For The Tribune

Johnson County’s longest-serving judge, a former Seymour resident, resigned from her post April 28.

Superior Court 2 Judge Cynthia Emkes had four years left in her term. As Johnson County’s first woman judge, the 1976 Seymour High School graduate oversaw hundreds of trials and issued sentences on crimes ranging from drunk driving to death penalty cases.

“I’ve thought about retiring in the past; however, my decision always came down to the fact that I didn’t want to stop doing something I loved and that I would miss terribly,” said Emkes, the daughter of the late Steven and Geraldine Bumbar.

“Given all the same considerations now, I’ve concluded it’s not possible to continue my judicial service and at the same time give due consideration to my family and health needs. I pray that I will strike a happy medium serving in part-time status as a senior judge,” she said, referring to a state program where former or retired judges fill in for full-time judges or work on certain cases.

Indiana Gov.
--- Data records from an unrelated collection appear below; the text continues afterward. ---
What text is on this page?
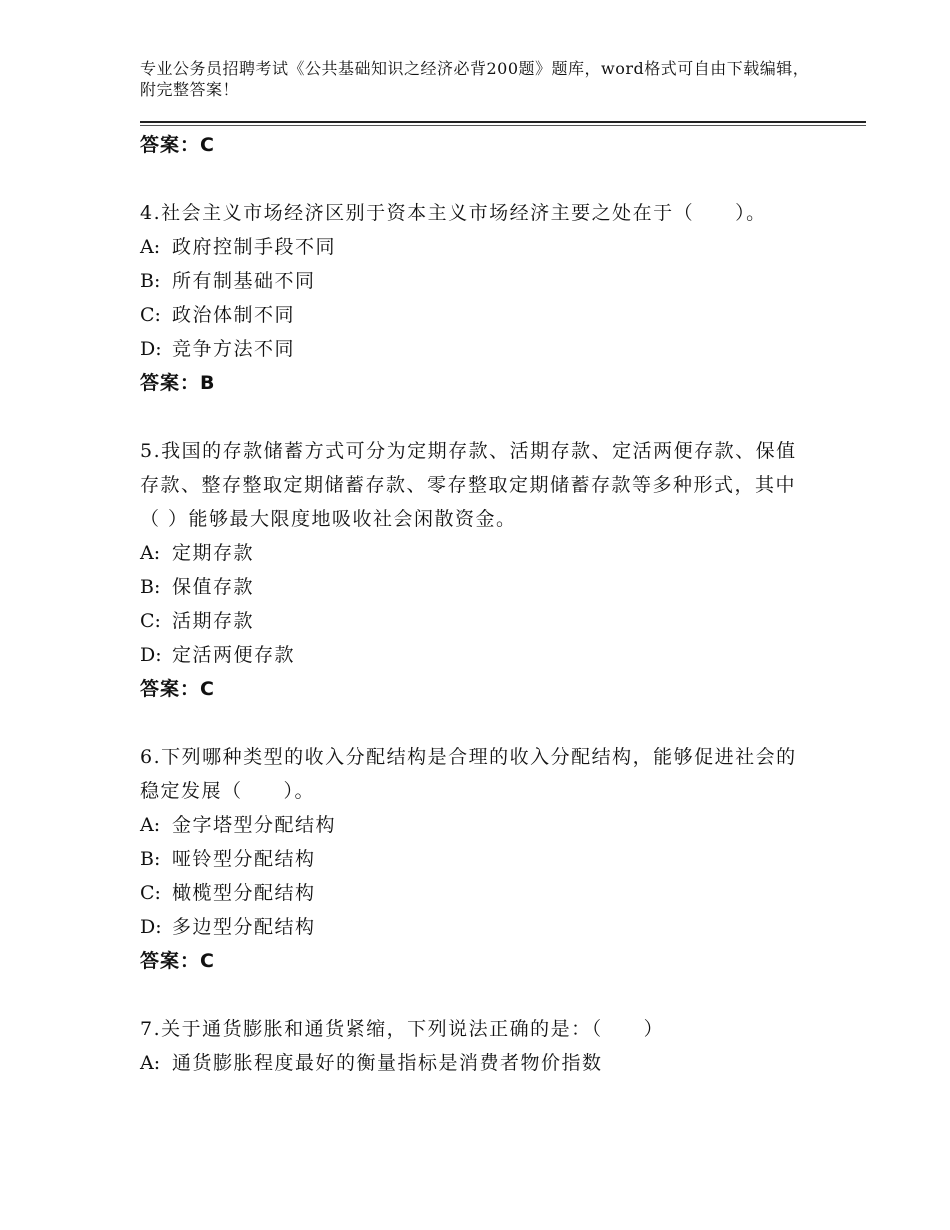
专业公务员招聘考试《公共基础知识之经济必背200题》题库，word格式可自由下载编辑，附完整答案！
答案：C
4.社会主义市场经济区别于资本主义市场经济主要之处在于（　　）。
A: 政府控制手段不同
B: 所有制基础不同
C: 政治体制不同
D: 竞争方法不同
答案：B
5.我国的存款储蓄方式可分为定期存款、活期存款、定活两便存款、保值存款、整存整取定期储蓄存款、零存整取定期储蓄存款等多种形式，其中（ ）能够最大限度地吸收社会闲散资金。
A: 定期存款
B: 保值存款
C: 活期存款
D: 定活两便存款
答案：C
6.下列哪种类型的收入分配结构是合理的收入分配结构，能够促进社会的稳定发展（　　）。
A: 金字塔型分配结构
B: 哑铃型分配结构
C: 橄榄型分配结构
D: 多边型分配结构
答案：C
7.关于通货膨胀和通货紧缩，下列说法正确的是：（　　）
A: 通货膨胀程度最好的衡量指标是消费者物价指数
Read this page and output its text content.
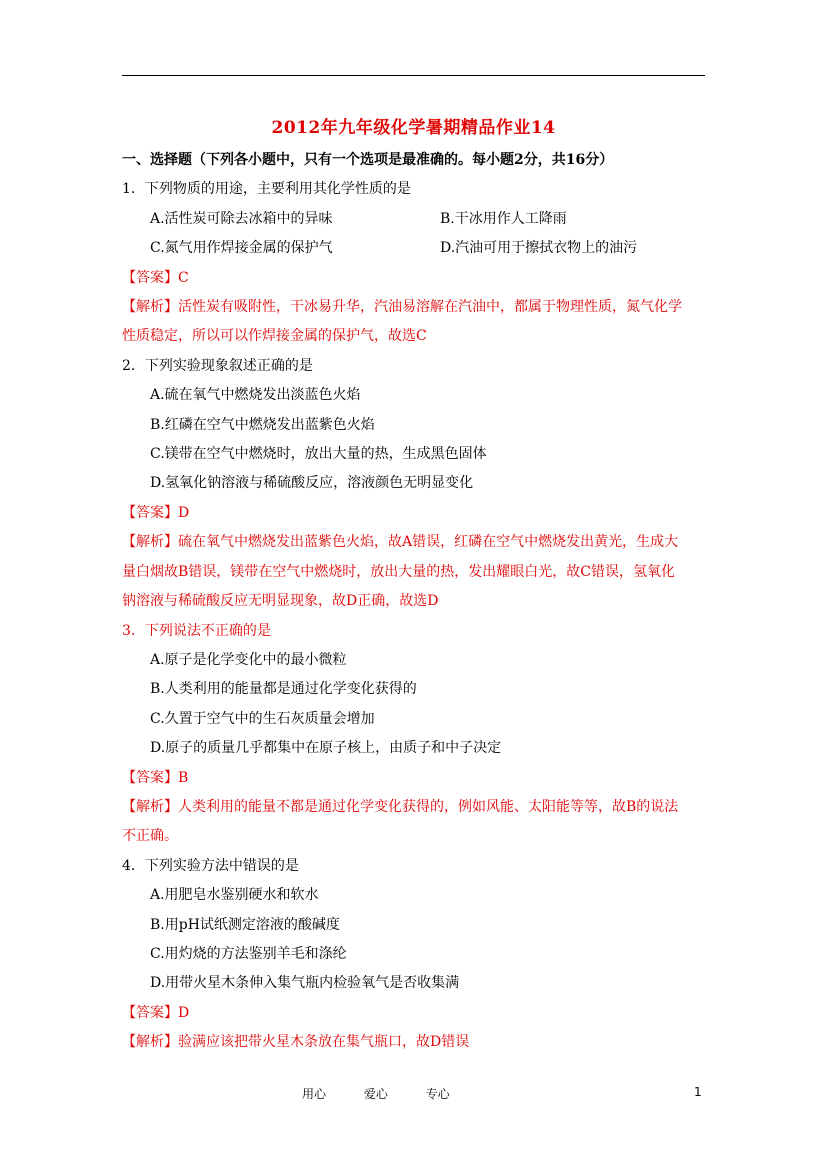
2012年九年级化学暑期精品作业14
一、选择题（下列各小题中，只有一个选项是最准确的。每小题2分，共16分）
1．下列物质的用途，主要利用其化学性质的是
A.活性炭可除去冰箱中的异味	B.干冰用作人工降雨
C.氮气用作焊接金属的保护气	D.汽油可用于擦拭衣物上的油污
【答案】C
【解析】活性炭有吸附性，干冰易升华，汽油易溶解在汽油中，都属于物理性质，氮气化学
性质稳定，所以可以作焊接金属的保护气，故选C
2．下列实验现象叙述正确的是
A.硫在氧气中燃烧发出淡蓝色火焰
B.红磷在空气中燃烧发出蓝紫色火焰
C.镁带在空气中燃烧时，放出大量的热，生成黑色固体
D.氢氧化钠溶液与稀硫酸反应，溶液颜色无明显变化
【答案】D
【解析】硫在氧气中燃烧发出蓝紫色火焰，故A错误，红磷在空气中燃烧发出黄光，生成大
量白烟故B错误，镁带在空气中燃烧时，放出大量的热，发出耀眼白光，故C错误，氢氧化
钠溶液与稀硫酸反应无明显现象，故D正确，故选D
3．下列说法不正确的是
A.原子是化学变化中的最小微粒
B.人类利用的能量都是通过化学变化获得的
C.久置于空气中的生石灰质量会增加
D.原子的质量几乎都集中在原子核上，由质子和中子决定
【答案】B
【解析】人类利用的能量不都是通过化学变化获得的，例如风能、太阳能等等，故B的说法
不正确。
4．下列实验方法中错误的是
A.用肥皂水鉴别硬水和软水
B.用pH试纸测定溶液的酸碱度
C.用灼烧的方法鉴别羊毛和涤纶
D.用带火星木条伸入集气瓶内检验氧气是否收集满
【答案】D
【解析】验满应该把带火星木条放在集气瓶口，故D错误
用心	爱心	专心	1
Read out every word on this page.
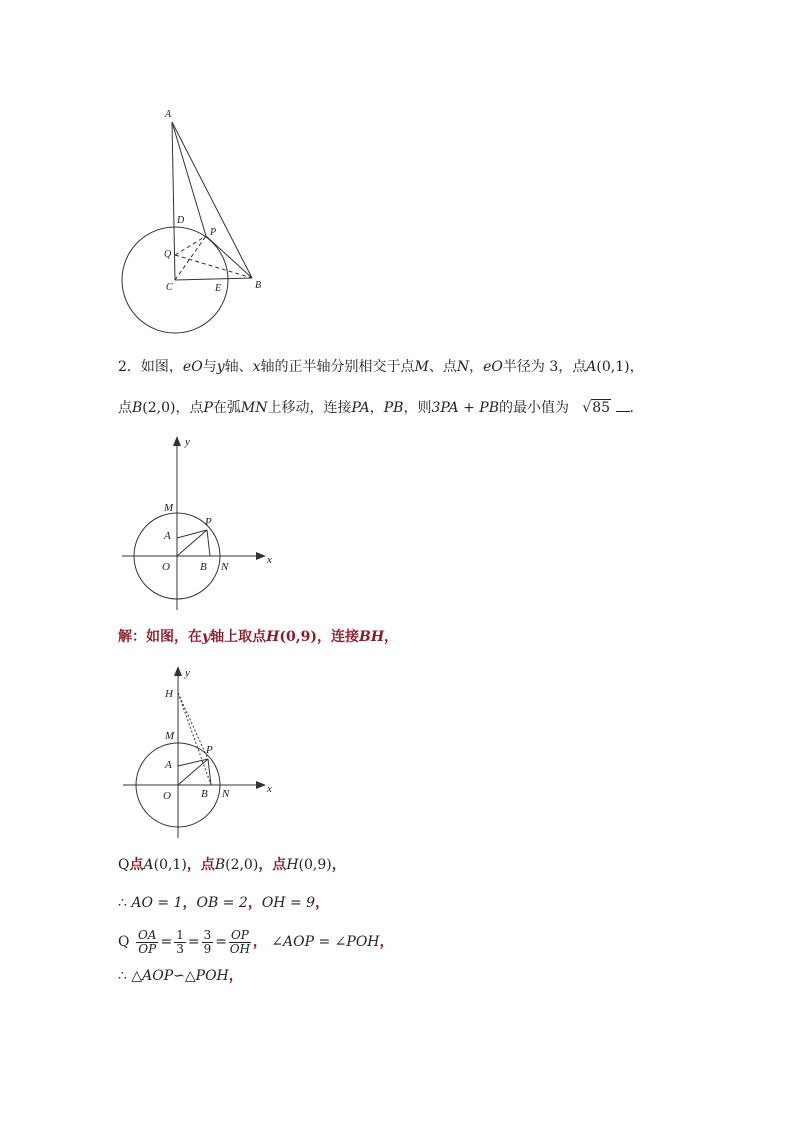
A
D
P
Q
C	E	B
2．如图，eO与y轴、x轴的正半轴分别相交于点M、点N，eO半径为 3，点A(0,1)，
点B(2,0)，点P在弧MN上移动，连接PA，PB，则3PA + PB的最小值为 √85 ．
y
x
M
A
P
O	B N
解：如图，在y轴上取点H(0,9)，连接BH，
H
y
x
M
A
P
O	B N
Q点A(0,1)，点B(2,0)，点H(0,9)，
∴ AO = 1，OB = 2，OH = 9，
Q $\frac{OA}{OP} = \frac{1}{3} = \frac{3}{9} = \frac{OP}{OH}$ ， ∠AOP = ∠POH，
∴ △AOP∽△POH，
Eric Holcomb will select her replacement.

She said she regrets not finishing her term but said she considered the decision carefully over a lengthy period of time.

“It has been a true honor and privilege to serve the residents of Johnson County and the state of Indiana,” Emkes wrote in her resignation letter.

“Words cannot fully convey my appreciation for the trust the voters have placed in me by allowing me to serve for the past 30 years. I have been humbled daily by the collegiality and support of other jurists and our local bar association.”

She plans to serve as a senior judge through a state program that calls on former or retired judges to serve as a replacement for a regular judge or to handle certain types of cases or court programs. Emkes also wants to volunteer in the community and at the state level in professional and community projects.

She had been re-elected in 2014 to a six-year term, which means the judge appointed to replace her will serve through the end of 2020.

“Any successes I have had in the administration of justice have been the result of working with talented, respected, hardworking and honorable judges, attorneys, bailiffs and judicial assistants,” Emkes wrote. “I cherish these individuals and am thankful to have had the opportunity to learn from them and work with them.”

The Greenwood resident is known across Indiana for her work with the death penalty and has written two guides for judges on the matter.

As judge in a superior court, she decides what evidence and testimony should be allowed in criminal cases, issues search warrants in criminal investigations and decides what sentences criminals should face. She has overseen several murder cases in recent years.

Emkes graduated magna cum laude from Indiana University in 1979 with a degree in forensic studies and graduated with honors in 1985 from the Indiana University School of Law.

Gov. Robert Orr appointed her as superior court judge, and her term began July 28, 1987. Five years later, she was selected as a special judge in a Marion County trial that ended with the jury handing down the death penalty to a man who had stabbed two co-workers to death at a Shoney’s restaurant.

In 2010, Emkes was one of nine semifinalists of 34 applicants for a vacancy on the Indiana Supreme Court and is the only Johnson County judge to have advanced to that point in the process.

In 2000, she also presided over the three-week jury trial of Michael Dean Overstreet, who was found guilty of raping and strangling Franklin College student Kelly Eckart.

Throughout her career, she has been involved with the community corrections advisory board, has helped find solutions to managing jail overcrowding and has overseen the county’s alcohol and drug services program.

Emkes is the wife of Michael Emkes, who also graduated from Seymour High School in 1976, and the daughter-in-law of Ben and Orpha Emkes of Seymour.